Lo más desasosegante de un primer resultado liguero que pudo ser mucho mejor y también mucho peor, lo cual suele indicar que acabó siendo bastante justo, fue la defensa del Barça. Han llegado refuerzos en todas las líneas, y la zaga no es una excepción... pero sí lo es, en tanto en cuanto la inscripción de Koundé se excusó en base a su estado de forma, el apalabrado fichaje de Azpilicueta acabo malográndose y la llegada de Marcos Alonso sigue en el limbo. De modo que Xavi salió con un eje Christensen-Éric, teóricos suplentes pese a su extenso rodaje en la gira por EEUU, y unos laterales sinceramente grotescos: Jordi Alba en un lado, el mejor central del equipo en otro y Sergi Roberto como alternativa. El resultado fue que una línea de cuatro incongruente tiñó de blanco y negro a un equipo que prometía tecnicolor.

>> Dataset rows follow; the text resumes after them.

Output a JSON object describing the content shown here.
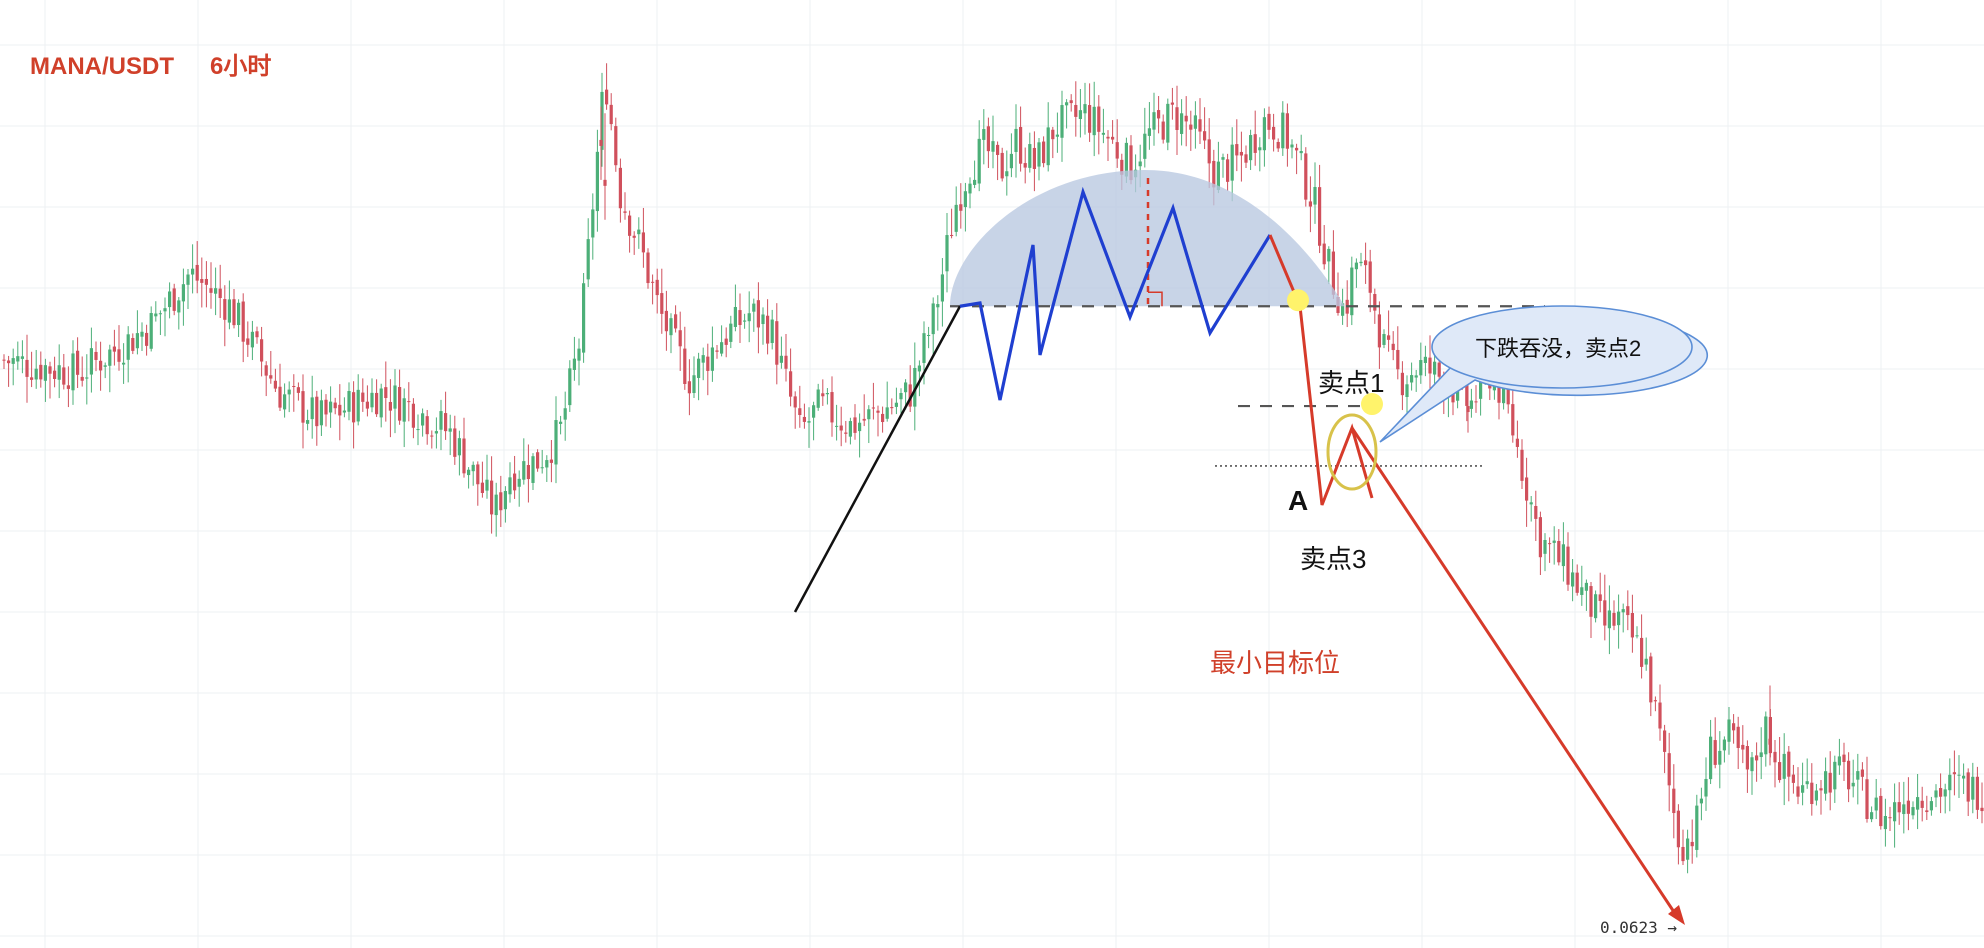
{
  "title": {
    "symbol": "MANA/USDT",
    "timeframe": "6小时"
  },
  "annotations": {
    "sell_point_1": "卖点1",
    "sell_point_2_callout": "下跌吞没，卖点2",
    "sell_point_3": "卖点3",
    "point_a": "A",
    "min_target": "最小目标位",
    "price_label": "0.0623 →"
  },
  "colors": {
    "up": "#4caf78",
    "down": "#d0505c",
    "title": "#d0402a",
    "trend_blue": "#1f3fd0",
    "trend_red": "#d63a2a",
    "dome_fill": "#b8c8e0",
    "callout_fill": "#dfe9f8",
    "callout_stroke": "#5b8ed6",
    "sell_marker": "#fff36b",
    "ring": "#d8c24a",
    "grid": "#eef0f3"
  },
  "chart_data": {
    "type": "candlestick",
    "symbol": "MANA/USDT",
    "interval": "6h",
    "shown_price_label": 0.0623,
    "grid": true,
    "price_path": [
      [
        0,
        0.1045
      ],
      [
        80,
        0.1035
      ],
      [
        150,
        0.107
      ],
      [
        190,
        0.111
      ],
      [
        230,
        0.1085
      ],
      [
        280,
        0.102
      ],
      [
        320,
        0.1
      ],
      [
        350,
        0.101
      ],
      [
        380,
        0.102
      ],
      [
        410,
        0.101
      ],
      [
        450,
        0.099
      ],
      [
        480,
        0.095
      ],
      [
        495,
        0.093
      ],
      [
        510,
        0.096
      ],
      [
        540,
        0.097
      ],
      [
        560,
        0.099
      ],
      [
        580,
        0.106
      ],
      [
        595,
        0.118
      ],
      [
        605,
        0.126
      ],
      [
        620,
        0.117
      ],
      [
        640,
        0.113
      ],
      [
        660,
        0.108
      ],
      [
        690,
        0.103
      ],
      [
        720,
        0.106
      ],
      [
        750,
        0.108
      ],
      [
        770,
        0.107
      ],
      [
        785,
        0.103
      ],
      [
        800,
        0.099
      ],
      [
        820,
        0.101
      ],
      [
        850,
        0.0995
      ],
      [
        880,
        0.1005
      ],
      [
        910,
        0.102
      ],
      [
        935,
        0.108
      ],
      [
        955,
        0.116
      ],
      [
        970,
        0.119
      ],
      [
        985,
        0.1205
      ],
      [
        1000,
        0.1185
      ],
      [
        1015,
        0.121
      ],
      [
        1035,
        0.119
      ],
      [
        1055,
        0.122
      ],
      [
        1085,
        0.123
      ],
      [
        1110,
        0.121
      ],
      [
        1130,
        0.119
      ],
      [
        1150,
        0.1215
      ],
      [
        1175,
        0.123
      ],
      [
        1195,
        0.1215
      ],
      [
        1215,
        0.1185
      ],
      [
        1240,
        0.1195
      ],
      [
        1265,
        0.1225
      ],
      [
        1285,
        0.1215
      ],
      [
        1300,
        0.119
      ],
      [
        1315,
        0.116
      ],
      [
        1330,
        0.111
      ],
      [
        1345,
        0.108
      ],
      [
        1355,
        0.112
      ],
      [
        1370,
        0.11
      ],
      [
        1385,
        0.105
      ],
      [
        1400,
        0.103
      ],
      [
        1420,
        0.104
      ],
      [
        1445,
        0.103
      ],
      [
        1470,
        0.101
      ],
      [
        1490,
        0.1035
      ],
      [
        1505,
        0.1015
      ],
      [
        1520,
        0.097
      ],
      [
        1540,
        0.091
      ],
      [
        1565,
        0.089
      ],
      [
        1590,
        0.086
      ],
      [
        1605,
        0.0845
      ],
      [
        1620,
        0.085
      ],
      [
        1645,
        0.082
      ],
      [
        1665,
        0.074
      ],
      [
        1680,
        0.068
      ],
      [
        1695,
        0.069
      ],
      [
        1710,
        0.075
      ],
      [
        1730,
        0.076
      ],
      [
        1750,
        0.073
      ],
      [
        1765,
        0.077
      ],
      [
        1780,
        0.074
      ],
      [
        1800,
        0.072
      ],
      [
        1820,
        0.073
      ],
      [
        1845,
        0.0735
      ],
      [
        1865,
        0.0715
      ],
      [
        1885,
        0.07
      ],
      [
        1905,
        0.0715
      ],
      [
        1930,
        0.072
      ],
      [
        1960,
        0.0725
      ],
      [
        1984,
        0.072
      ]
    ],
    "neckline_price": 0.1085,
    "point_a_price": 0.101,
    "min_target_price": 0.0965,
    "final_target_price": 0.0623
  }
}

Y esa será la gran penitencia de Xavi como lo ha sido antes del resto de entrenadores azulgranas, incluso de los más laureados: un once ilógico es casi garantía de un Barcelona impotente.

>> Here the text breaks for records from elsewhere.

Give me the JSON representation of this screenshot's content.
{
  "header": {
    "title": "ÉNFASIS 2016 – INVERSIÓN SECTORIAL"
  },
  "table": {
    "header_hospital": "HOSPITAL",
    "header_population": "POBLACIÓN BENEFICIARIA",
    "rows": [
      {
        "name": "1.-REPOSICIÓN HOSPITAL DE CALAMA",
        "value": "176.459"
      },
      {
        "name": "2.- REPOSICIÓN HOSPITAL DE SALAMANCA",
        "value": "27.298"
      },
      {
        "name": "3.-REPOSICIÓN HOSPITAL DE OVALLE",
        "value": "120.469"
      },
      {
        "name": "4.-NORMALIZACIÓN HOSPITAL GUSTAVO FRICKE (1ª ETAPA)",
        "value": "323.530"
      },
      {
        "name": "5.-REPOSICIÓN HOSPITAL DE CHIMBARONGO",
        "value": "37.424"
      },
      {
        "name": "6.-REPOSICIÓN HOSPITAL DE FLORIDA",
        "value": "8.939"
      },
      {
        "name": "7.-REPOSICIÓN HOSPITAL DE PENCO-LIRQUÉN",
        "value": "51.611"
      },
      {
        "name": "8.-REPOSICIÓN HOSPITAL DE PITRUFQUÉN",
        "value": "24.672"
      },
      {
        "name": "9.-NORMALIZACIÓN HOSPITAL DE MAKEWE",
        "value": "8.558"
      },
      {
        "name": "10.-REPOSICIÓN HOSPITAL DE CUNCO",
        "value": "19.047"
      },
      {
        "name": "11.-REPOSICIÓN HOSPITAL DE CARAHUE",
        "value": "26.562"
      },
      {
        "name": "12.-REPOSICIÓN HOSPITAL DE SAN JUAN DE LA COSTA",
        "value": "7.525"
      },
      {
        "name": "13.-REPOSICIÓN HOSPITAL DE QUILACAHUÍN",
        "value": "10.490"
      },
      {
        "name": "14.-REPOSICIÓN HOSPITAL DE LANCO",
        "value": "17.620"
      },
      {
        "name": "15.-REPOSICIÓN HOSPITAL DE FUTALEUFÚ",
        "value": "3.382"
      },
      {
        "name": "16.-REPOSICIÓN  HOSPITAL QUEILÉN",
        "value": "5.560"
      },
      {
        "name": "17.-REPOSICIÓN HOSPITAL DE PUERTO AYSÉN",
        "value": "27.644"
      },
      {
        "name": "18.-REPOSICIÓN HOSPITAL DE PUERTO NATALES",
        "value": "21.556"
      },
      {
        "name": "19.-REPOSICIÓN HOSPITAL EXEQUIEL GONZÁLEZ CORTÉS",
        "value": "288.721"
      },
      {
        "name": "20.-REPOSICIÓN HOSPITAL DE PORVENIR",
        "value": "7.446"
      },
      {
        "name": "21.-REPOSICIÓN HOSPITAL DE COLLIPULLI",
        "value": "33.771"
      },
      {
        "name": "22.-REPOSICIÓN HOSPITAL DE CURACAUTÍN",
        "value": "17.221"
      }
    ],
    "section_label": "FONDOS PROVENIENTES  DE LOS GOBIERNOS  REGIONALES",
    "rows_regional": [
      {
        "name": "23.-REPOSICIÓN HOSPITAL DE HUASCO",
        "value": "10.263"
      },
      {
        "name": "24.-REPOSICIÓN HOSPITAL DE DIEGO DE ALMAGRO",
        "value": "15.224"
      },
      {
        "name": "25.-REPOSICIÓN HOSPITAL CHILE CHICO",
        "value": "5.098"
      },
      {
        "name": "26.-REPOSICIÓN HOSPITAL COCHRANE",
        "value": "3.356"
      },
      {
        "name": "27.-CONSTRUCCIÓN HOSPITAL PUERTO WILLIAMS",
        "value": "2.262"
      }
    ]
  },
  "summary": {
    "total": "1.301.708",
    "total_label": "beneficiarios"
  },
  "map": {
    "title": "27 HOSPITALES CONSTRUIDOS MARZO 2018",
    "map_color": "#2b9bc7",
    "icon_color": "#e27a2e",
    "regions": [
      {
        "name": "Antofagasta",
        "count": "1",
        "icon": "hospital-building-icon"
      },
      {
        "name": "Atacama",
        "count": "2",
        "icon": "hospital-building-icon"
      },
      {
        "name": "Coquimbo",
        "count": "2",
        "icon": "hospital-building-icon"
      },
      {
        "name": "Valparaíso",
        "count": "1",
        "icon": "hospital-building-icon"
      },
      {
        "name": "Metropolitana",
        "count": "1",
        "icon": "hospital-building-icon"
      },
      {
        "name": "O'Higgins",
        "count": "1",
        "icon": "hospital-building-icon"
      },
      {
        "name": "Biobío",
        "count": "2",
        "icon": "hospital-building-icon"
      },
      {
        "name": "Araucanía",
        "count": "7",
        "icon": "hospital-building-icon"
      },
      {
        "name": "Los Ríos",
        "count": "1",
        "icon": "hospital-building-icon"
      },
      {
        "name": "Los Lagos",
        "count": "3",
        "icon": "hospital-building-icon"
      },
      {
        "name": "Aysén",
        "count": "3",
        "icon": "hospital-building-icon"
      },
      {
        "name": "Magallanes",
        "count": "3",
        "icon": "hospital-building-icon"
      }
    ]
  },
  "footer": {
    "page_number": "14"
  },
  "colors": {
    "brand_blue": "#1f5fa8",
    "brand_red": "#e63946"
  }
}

Obvio, el mercado dará aún oportunidades al Barça para armar algo mejor que esta retaguardia con agujeros en los calzones, pero se hace difícil entender por qué teniendo todo lo necesario para disponer una defensa de tres y plantear un sistema ofensivo que se alimentara de doblar continuamente a los extremos, incluido (de momento) Frenkie de Jong, el mejor líbero en conducción del fútbol moderno, Xavi decidió apelmazar a su equipo en unos triángulos tan pringosos como celdas de un panal.
Pese a la caraja, Lewandowski demostró en la delantera su profundo conocimiento del fútbol: esto es, vio a seis tíos en el área y uno de ellos marcándole, como contó él mismo después del partido, y por eso decidió salir de allí una y otra vez para generar espacios con devoluciones rápidas. Pero todo fue en vano. Ni Éric ni Busquets encontraban opciones más allá del pase de seguridad o el generoso esfuerzo del polaco, ni los interiores azulgranas podían darse la vuelta, ni Raphinha ni Dembélé encontraban un par de diagonales donde hincar el escalpelo. Y el quid de la cuestión era que por ninguno de los laterales asomaba futbolista alguno capaz de hacerles servicio.

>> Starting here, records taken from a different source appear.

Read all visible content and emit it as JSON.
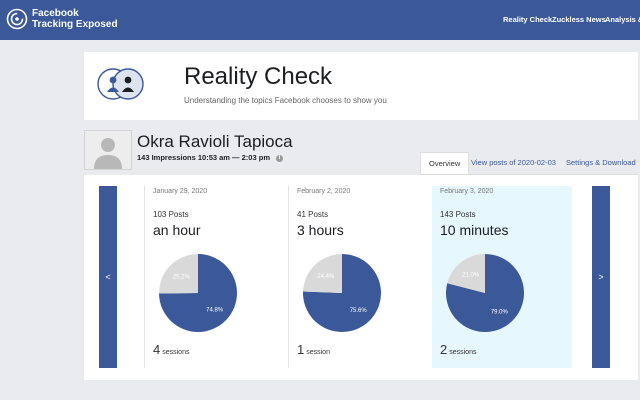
{
  "header": {
    "app_name_line1": "Facebook",
    "app_name_line2": "Tracking Exposed",
    "nav": [
      "Reality Check",
      "Zuckless News",
      "Analysis & E"
    ],
    "title": "Reality Check",
    "subtitle": "Understanding the topics Facebook chooses to show you"
  },
  "profile": {
    "name": "Okra Ravioli Tapioca",
    "meta": "143 Impressions 10:53 am — 2:03 pm",
    "info_icon": "i"
  },
  "tabs": [
    "Overview",
    "View posts of 2020-02-03",
    "Settings & Download"
  ],
  "controls": {
    "prev_label": "<",
    "next_label": ">"
  },
  "days": [
    {
      "date": "January 29, 2020",
      "posts": "103 Posts",
      "duration": "an hour",
      "sessions_count": "4",
      "sessions_label": "sessions",
      "pie": {
        "small_pct": 25.2,
        "large_pct": 74.8,
        "small_label": "25.2%",
        "large_label": "74.8%"
      }
    },
    {
      "date": "February 2, 2020",
      "posts": "41 Posts",
      "duration": "3 hours",
      "sessions_count": "1",
      "sessions_label": "session",
      "pie": {
        "small_pct": 24.4,
        "large_pct": 75.6,
        "small_label": "24.4%",
        "large_label": "75.6%"
      }
    },
    {
      "date": "February 3, 2020",
      "posts": "143 Posts",
      "duration": "10 minutes",
      "sessions_count": "2",
      "sessions_label": "sessions",
      "pie": {
        "small_pct": 21.0,
        "large_pct": 79.0,
        "small_label": "21.0%",
        "large_label": "79.0%"
      }
    }
  ],
  "colors": {
    "brand": "#3b5998",
    "pie_large": "#3b5998",
    "pie_small": "#d9d9d9",
    "highlight": "#e6f7fd"
  }
}
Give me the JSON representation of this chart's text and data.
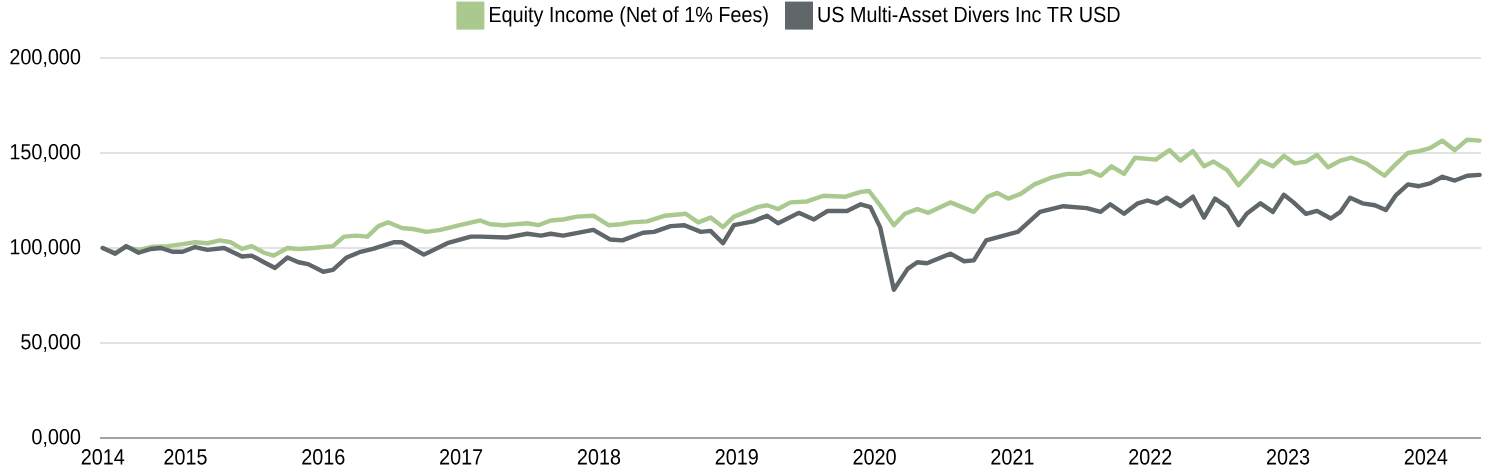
{
  "chart_data": {
    "type": "line",
    "legend": "top",
    "grid": "y",
    "xlim": [
      2014.38,
      2024.4
    ],
    "xticks": [
      {
        "value": 2014.4,
        "label": "2014"
      },
      2015,
      2016,
      2017,
      2018,
      2019,
      2020,
      2021,
      2022,
      2023,
      2024
    ],
    "ylim": [
      0,
      200000
    ],
    "yticks": [
      {
        "value": 0,
        "label": "0,000"
      },
      {
        "value": 50000,
        "label": "50,000"
      },
      {
        "value": 100000,
        "label": "100,000"
      },
      {
        "value": 150000,
        "label": "150,000"
      },
      {
        "value": 200000,
        "label": "200,000"
      }
    ],
    "series": [
      {
        "name": "Equity Income (Net of 1% Fees)",
        "color": "#a9c98f",
        "x": [
          2014.4,
          2014.49,
          2014.57,
          2014.66,
          2014.75,
          2014.87,
          2014.98,
          2015.07,
          2015.16,
          2015.25,
          2015.33,
          2015.41,
          2015.48,
          2015.57,
          2015.64,
          2015.74,
          2015.82,
          2015.93,
          2016.07,
          2016.15,
          2016.24,
          2016.32,
          2016.4,
          2016.47,
          2016.57,
          2016.65,
          2016.75,
          2016.85,
          2016.99,
          2017.14,
          2017.21,
          2017.31,
          2017.48,
          2017.56,
          2017.65,
          2017.74,
          2017.84,
          2017.96,
          2018.07,
          2018.16,
          2018.23,
          2018.35,
          2018.48,
          2018.63,
          2018.72,
          2018.81,
          2018.9,
          2018.98,
          2019.05,
          2019.15,
          2019.22,
          2019.3,
          2019.39,
          2019.51,
          2019.63,
          2019.79,
          2019.9,
          2019.96,
          2020.04,
          2020.14,
          2020.22,
          2020.31,
          2020.39,
          2020.55,
          2020.72,
          2020.82,
          2020.89,
          2020.97,
          2021.06,
          2021.16,
          2021.28,
          2021.4,
          2021.49,
          2021.56,
          2021.64,
          2021.72,
          2021.81,
          2021.89,
          2022.04,
          2022.14,
          2022.22,
          2022.31,
          2022.39,
          2022.46,
          2022.56,
          2022.64,
          2022.73,
          2022.8,
          2022.89,
          2022.97,
          2023.05,
          2023.13,
          2023.21,
          2023.29,
          2023.38,
          2023.46,
          2023.57,
          2023.7,
          2023.78,
          2023.87,
          2023.95,
          2024.03,
          2024.12,
          2024.21,
          2024.3,
          2024.39
        ],
        "values": [
          100000,
          97500,
          100500,
          99000,
          100500,
          101000,
          102000,
          103000,
          102500,
          104000,
          103000,
          99500,
          101000,
          97500,
          96000,
          100000,
          99500,
          100000,
          101000,
          106000,
          106500,
          106000,
          111500,
          113500,
          110500,
          110000,
          108500,
          109500,
          112000,
          114500,
          112500,
          112000,
          113000,
          112000,
          114500,
          115000,
          116500,
          117000,
          112000,
          112500,
          113500,
          114000,
          117000,
          118000,
          113500,
          116000,
          111000,
          116500,
          118500,
          121500,
          122500,
          120500,
          124000,
          124500,
          127500,
          127000,
          129500,
          130000,
          122500,
          112000,
          118000,
          120500,
          118500,
          124000,
          119000,
          127000,
          129000,
          126000,
          128500,
          133500,
          137000,
          139000,
          139000,
          140500,
          138000,
          143000,
          139000,
          147500,
          146500,
          151500,
          146000,
          151000,
          143000,
          145500,
          141000,
          133000,
          140000,
          146000,
          143000,
          148500,
          144500,
          145500,
          149000,
          142500,
          146000,
          147500,
          144500,
          138000,
          144000,
          150000,
          151000,
          152500,
          156500,
          151500,
          157000,
          156500
        ]
      },
      {
        "name": "US Multi-Asset Divers Inc TR USD",
        "color": "#5f676b",
        "x": [
          2014.4,
          2014.49,
          2014.57,
          2014.66,
          2014.75,
          2014.82,
          2014.91,
          2014.98,
          2015.07,
          2015.16,
          2015.28,
          2015.41,
          2015.48,
          2015.57,
          2015.65,
          2015.74,
          2015.82,
          2015.89,
          2016.0,
          2016.07,
          2016.17,
          2016.27,
          2016.36,
          2016.51,
          2016.57,
          2016.73,
          2016.9,
          2017.07,
          2017.14,
          2017.33,
          2017.48,
          2017.58,
          2017.65,
          2017.74,
          2017.96,
          2018.08,
          2018.17,
          2018.32,
          2018.4,
          2018.52,
          2018.62,
          2018.74,
          2018.81,
          2018.9,
          2018.98,
          2019.12,
          2019.22,
          2019.3,
          2019.45,
          2019.56,
          2019.66,
          2019.8,
          2019.9,
          2019.97,
          2020.04,
          2020.14,
          2020.24,
          2020.31,
          2020.38,
          2020.55,
          2020.65,
          2020.72,
          2020.81,
          2020.91,
          2021.04,
          2021.2,
          2021.37,
          2021.54,
          2021.64,
          2021.71,
          2021.81,
          2021.91,
          2021.98,
          2022.05,
          2022.12,
          2022.22,
          2022.31,
          2022.39,
          2022.47,
          2022.56,
          2022.64,
          2022.7,
          2022.8,
          2022.89,
          2022.97,
          2023.04,
          2023.13,
          2023.21,
          2023.31,
          2023.38,
          2023.45,
          2023.54,
          2023.63,
          2023.71,
          2023.78,
          2023.87,
          2023.95,
          2024.03,
          2024.12,
          2024.21,
          2024.3,
          2024.39
        ],
        "values": [
          100000,
          97000,
          101000,
          97500,
          99500,
          100000,
          98000,
          98000,
          100500,
          99000,
          100000,
          95500,
          96000,
          92500,
          89500,
          95000,
          92500,
          91500,
          87500,
          88500,
          95000,
          98000,
          99500,
          103000,
          103000,
          96500,
          102500,
          106000,
          106000,
          105500,
          107500,
          106500,
          107500,
          106500,
          109500,
          104500,
          104000,
          108000,
          108500,
          111500,
          112000,
          108500,
          109000,
          102500,
          112000,
          114000,
          117000,
          113000,
          118500,
          115000,
          119500,
          119500,
          123000,
          121500,
          111000,
          78000,
          89000,
          92500,
          92000,
          97000,
          93000,
          93500,
          104000,
          106000,
          108500,
          119000,
          122000,
          121000,
          119000,
          123000,
          118000,
          123500,
          125000,
          123500,
          126500,
          122000,
          127000,
          116000,
          126000,
          121500,
          112000,
          118000,
          123500,
          119000,
          128000,
          124000,
          118000,
          119500,
          115500,
          119000,
          126500,
          123500,
          122500,
          120000,
          127500,
          133500,
          132500,
          134000,
          137500,
          135500,
          138000,
          138500
        ]
      }
    ]
  }
}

La decadencia de Alba es, de hecho, bastante grave. Los años han empequeñecido su fútbol al mismo ritmo que alicataban su ego. Cuando era conocido como escudero de Messi, la acción que ejecutaba de manera más efervescente era la recuperación de posición en fase defensiva. Desde hace tiempo racanea sprints hacia atrás para sumarse al ataque como un advenedizo. Que lo haga incluso cuando la dinámica del equipo pide de los veteranos templanza y sacrificio raya la desvergüenza. Especialmente luciférica fue la acción del partido contra el Rayo en la cual negó la pared a Raphinha, para obligar al brasileño a retroceder, y usó su devolución para lanzarse él mismo al ataque. La realidad es que Xavi no tiene ahora mismo muchos más bueyes con los que arar. Pero lo urgente es que esa línea de cuatro adquiera unas proporciones más armonizadas con el resto del once que el egarense planta sobre la hierba, o de lo contrario la cosecha se maleará aún más entre los rastrojos. Especialmente, si Pjanic va a ser el pivote en el Anoeta.